Green light for China's copper mine?

But if the Taliban are no longer demanding financial payments, it would mean that shelved projects like the Mes Aynak copper mine in Logar province could be revived.

While the Chinese state-run mining company China Metallurgical Group Corporation (MCC) signed a $3 billion contract with the Afghan government as early as in 2008, not a single ounce has been mined so far. Only a day after the statement of the Taliban, a Chinese delegation met Afghanistan's President Ashraf Ghani in Kabul. China's deputy Foreign Minister Kong Xuanyou called Afghanistan an integral part of China's economic belt strategy.

So far, the copper project has been halted because of security concerns and this situation hasn't changed yet, says Wang Lian, Central Asia expert at the Department of International Politics at Peking University. "Above all, the Taliban's claim to protect and support development projects like the Afghan-Chinese Mes Aynak-mining project, serves as propaganda.

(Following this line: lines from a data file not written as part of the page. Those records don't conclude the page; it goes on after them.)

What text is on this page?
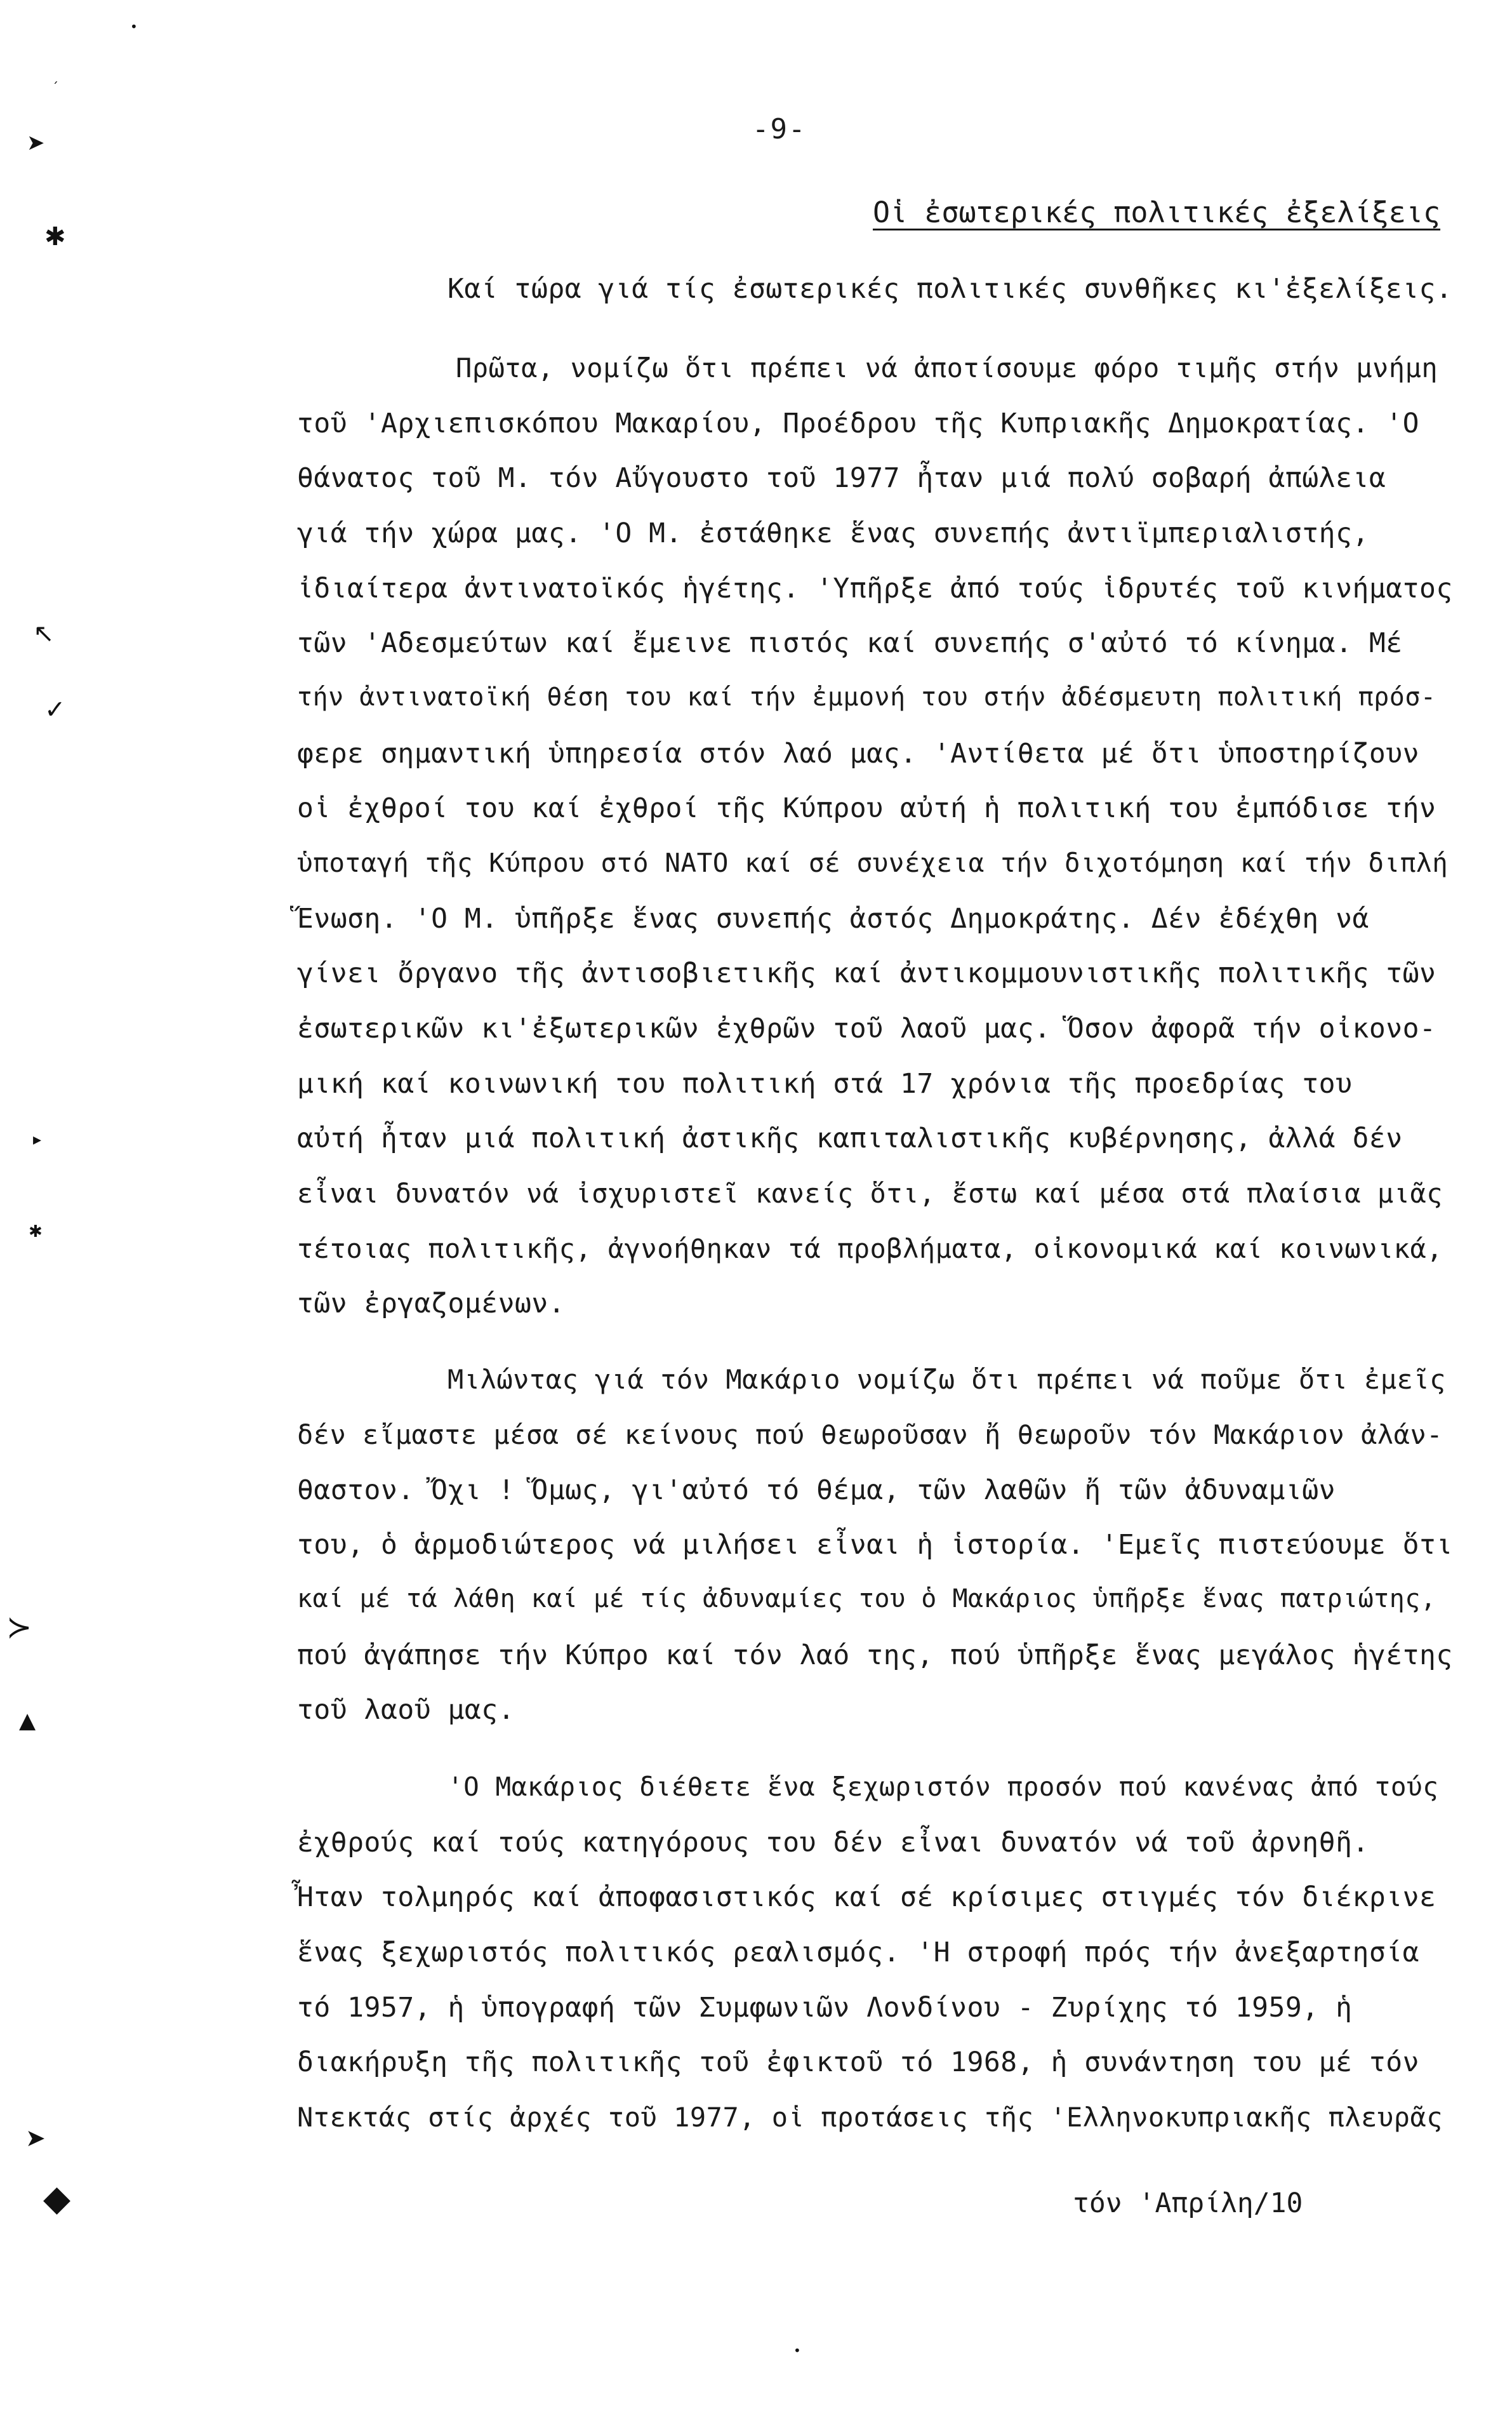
•
ˏ
➤
✱
↖
✓
▸
✱
≻
▲
➤
◆
•
-9-
Οἱ ἐσωτερικές πολιτικές ἐξελίξεις
Καί τώρα γιά τίς ἐσωτερικές πολιτικές συνθῆκες κι'ἐξελίξεις.
Πρῶτα, νομίζω ὅτι πρέπει νά ἀποτίσουμε φόρο τιμῆς στήν μνήμη
τοῦ 'Αρχιεπισκόπου Μακαρίου, Προέδρου τῆς Κυπριακῆς Δημοκρατίας. 'Ο
θάνατος τοῦ Μ. τόν Αὔγουστο τοῦ 1977 ἦταν μιά πολύ σοβαρή ἀπώλεια
γιά τήν χώρα μας. 'Ο Μ. ἐστάθηκε ἕνας συνεπής ἀντιϊμπεριαλιστής,
ἰδιαίτερα ἀντινατοϊκός ἡγέτης. 'Υπῆρξε ἀπό τούς ἱδρυτές τοῦ κινήματος
τῶν 'Αδεσμεύτων καί ἔμεινε πιστός καί συνεπής σ'αὐτό τό κίνημα. Μέ
τήν ἀντινατοϊκή θέση του καί τήν ἐμμονή του στήν ἀδέσμευτη πολιτική πρόσ-
φερε σημαντική ὑπηρεσία στόν λαό μας. 'Αντίθετα μέ ὅτι ὑποστηρίζουν
οἱ ἐχθροί του καί ἐχθροί τῆς Κύπρου αὐτή ἡ πολιτική του ἐμπόδισε τήν
ὑποταγή τῆς Κύπρου στό ΝΑΤΟ καί σέ συνέχεια τήν διχοτόμηση καί τήν διπλή
Ἕνωση. 'Ο Μ. ὑπῆρξε ἕνας συνεπής ἀστός Δημοκράτης. Δέν ἐδέχθη νά
γίνει ὄργανο τῆς ἀντισοβιετικῆς καί ἀντικομμουνιστικῆς πολιτικῆς τῶν
ἐσωτερικῶν κι'ἐξωτερικῶν ἐχθρῶν τοῦ λαοῦ μας. Ὅσον ἀφορᾶ τήν οἰκονο-
μική καί κοινωνική του πολιτική στά 17 χρόνια τῆς προεδρίας του
αὐτή ἦταν μιά πολιτική ἀστικῆς καπιταλιστικῆς κυβέρνησης, ἀλλά δέν
εἶναι δυνατόν νά ἰσχυριστεῖ κανείς ὅτι, ἔστω καί μέσα στά πλαίσια μιᾶς
τέτοιας πολιτικῆς, ἀγνοήθηκαν τά προβλήματα, οἰκονομικά καί κοινωνικά,
τῶν ἐργαζομένων.
Μιλώντας γιά τόν Μακάριο νομίζω ὅτι πρέπει νά ποῦμε ὅτι ἐμεῖς
δέν εἴμαστε μέσα σέ κείνους πού θεωροῦσαν ἤ θεωροῦν τόν Μακάριον ἀλάν-
θαστον. Ὄχι ! Ὅμως, γι'αὐτό τό θέμα, τῶν λαθῶν ἤ τῶν ἀδυναμιῶν
του, ὁ ἁρμοδιώτερος νά μιλήσει εἶναι ἡ ἱστορία. 'Εμεῖς πιστεύουμε ὅτι
καί μέ τά λάθη καί μέ τίς ἀδυναμίες του ὁ Μακάριος ὑπῆρξε ἕνας πατριώτης,
πού ἀγάπησε τήν Κύπρο καί τόν λαό της, πού ὑπῆρξε ἕνας μεγάλος ἡγέτης
τοῦ λαοῦ μας.
'Ο Μακάριος διέθετε ἕνα ξεχωριστόν προσόν πού κανένας ἀπό τούς
ἐχθρούς καί τούς κατηγόρους του δέν εἶναι δυνατόν νά τοῦ ἀρνηθῆ.
Ἦταν τολμηρός καί ἀποφασιστικός καί σέ κρίσιμες στιγμές τόν διέκρινε
ἕνας ξεχωριστός πολιτικός ρεαλισμός. 'Η στροφή πρός τήν ἀνεξαρτησία
τό 1957, ἡ ὑπογραφή τῶν Συμφωνιῶν Λονδίνου - Ζυρίχης τό 1959, ἡ
διακήρυξη τῆς πολιτικῆς τοῦ ἐφικτοῦ τό 1968, ἡ συνάντηση του μέ τόν
Ντεκτάς στίς ἀρχές τοῦ 1977, οἱ προτάσεις τῆς 'Ελληνοκυπριακῆς πλευρᾶς
τόν 'Απρίλη/10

"In reality, the Taliban are presently not capable of protecting projects like this. First, there has to be considerable progress with Afghanistan's peace process. For the time being, I don't see any realistic chance for cooperation between Chinese investors and the Taliban." 

In fact, the Taliban are not the only obstacle when it comes to mining and transportation of natural resources like minerals in Afghanistan, Stephen Carter underlines.

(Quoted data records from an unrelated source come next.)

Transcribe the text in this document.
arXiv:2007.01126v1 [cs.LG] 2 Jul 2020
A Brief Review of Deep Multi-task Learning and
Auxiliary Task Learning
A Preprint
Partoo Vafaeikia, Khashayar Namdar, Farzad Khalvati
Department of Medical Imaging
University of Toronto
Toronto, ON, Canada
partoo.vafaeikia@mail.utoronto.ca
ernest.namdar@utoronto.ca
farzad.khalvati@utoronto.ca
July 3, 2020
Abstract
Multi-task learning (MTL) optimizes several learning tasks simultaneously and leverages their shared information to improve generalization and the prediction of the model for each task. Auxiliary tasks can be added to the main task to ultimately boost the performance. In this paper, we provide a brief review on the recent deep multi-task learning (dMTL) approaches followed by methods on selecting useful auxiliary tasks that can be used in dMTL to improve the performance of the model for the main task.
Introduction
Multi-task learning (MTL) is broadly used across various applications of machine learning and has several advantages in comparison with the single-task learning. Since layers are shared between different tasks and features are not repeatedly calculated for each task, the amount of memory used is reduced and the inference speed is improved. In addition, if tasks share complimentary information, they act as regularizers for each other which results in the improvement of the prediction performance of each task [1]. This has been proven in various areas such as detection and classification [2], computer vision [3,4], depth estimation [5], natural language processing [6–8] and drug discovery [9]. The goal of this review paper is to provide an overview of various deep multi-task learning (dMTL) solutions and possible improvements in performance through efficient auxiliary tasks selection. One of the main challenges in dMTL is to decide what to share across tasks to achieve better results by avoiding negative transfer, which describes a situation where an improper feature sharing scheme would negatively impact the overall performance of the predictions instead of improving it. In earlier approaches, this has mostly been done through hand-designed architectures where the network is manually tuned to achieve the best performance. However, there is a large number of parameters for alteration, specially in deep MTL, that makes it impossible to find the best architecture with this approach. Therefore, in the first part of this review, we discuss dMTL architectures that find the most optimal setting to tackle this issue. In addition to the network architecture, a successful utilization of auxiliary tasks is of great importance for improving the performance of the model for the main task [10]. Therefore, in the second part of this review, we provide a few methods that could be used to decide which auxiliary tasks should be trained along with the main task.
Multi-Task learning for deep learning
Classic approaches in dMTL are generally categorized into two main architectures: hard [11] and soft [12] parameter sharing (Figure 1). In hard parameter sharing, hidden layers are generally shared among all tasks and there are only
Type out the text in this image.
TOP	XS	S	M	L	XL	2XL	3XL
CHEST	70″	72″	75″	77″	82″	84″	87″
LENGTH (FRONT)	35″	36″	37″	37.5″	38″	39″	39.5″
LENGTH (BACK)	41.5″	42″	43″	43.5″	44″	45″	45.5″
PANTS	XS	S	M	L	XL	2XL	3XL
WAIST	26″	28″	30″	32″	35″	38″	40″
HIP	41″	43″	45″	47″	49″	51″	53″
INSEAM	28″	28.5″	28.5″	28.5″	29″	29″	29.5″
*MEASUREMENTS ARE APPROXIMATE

So far, Mes Aynak near Kabul is known for its archaeological excavations. But this could change, as the region harbors the second largest copper deposits in the worldImage: dapd

"Major problems of corruption, mismanagement and a lack of benefit for local communities have long undermined hopes that the people of Afghanistan will see any benefit from the resources which belong to them. There has been violent competition among  supposedly pro-government armed groups over these resources even in the absence of the Taliban," Carter said.

"The Mes Aynak project, for example, has been the subject of questions over whether the contract would actually deliver the benefits its backers had promised, while in places like Badakhshan there has been illegal exploitation of resources like lapis lazuli before the Taliban became a force to be reckoned with in the area."

But legal reforms safeguarding the benefits to the local communities and a coherent overall security strategy for all extractive areas in the country will have to be implemented by the government, not by the Taliban.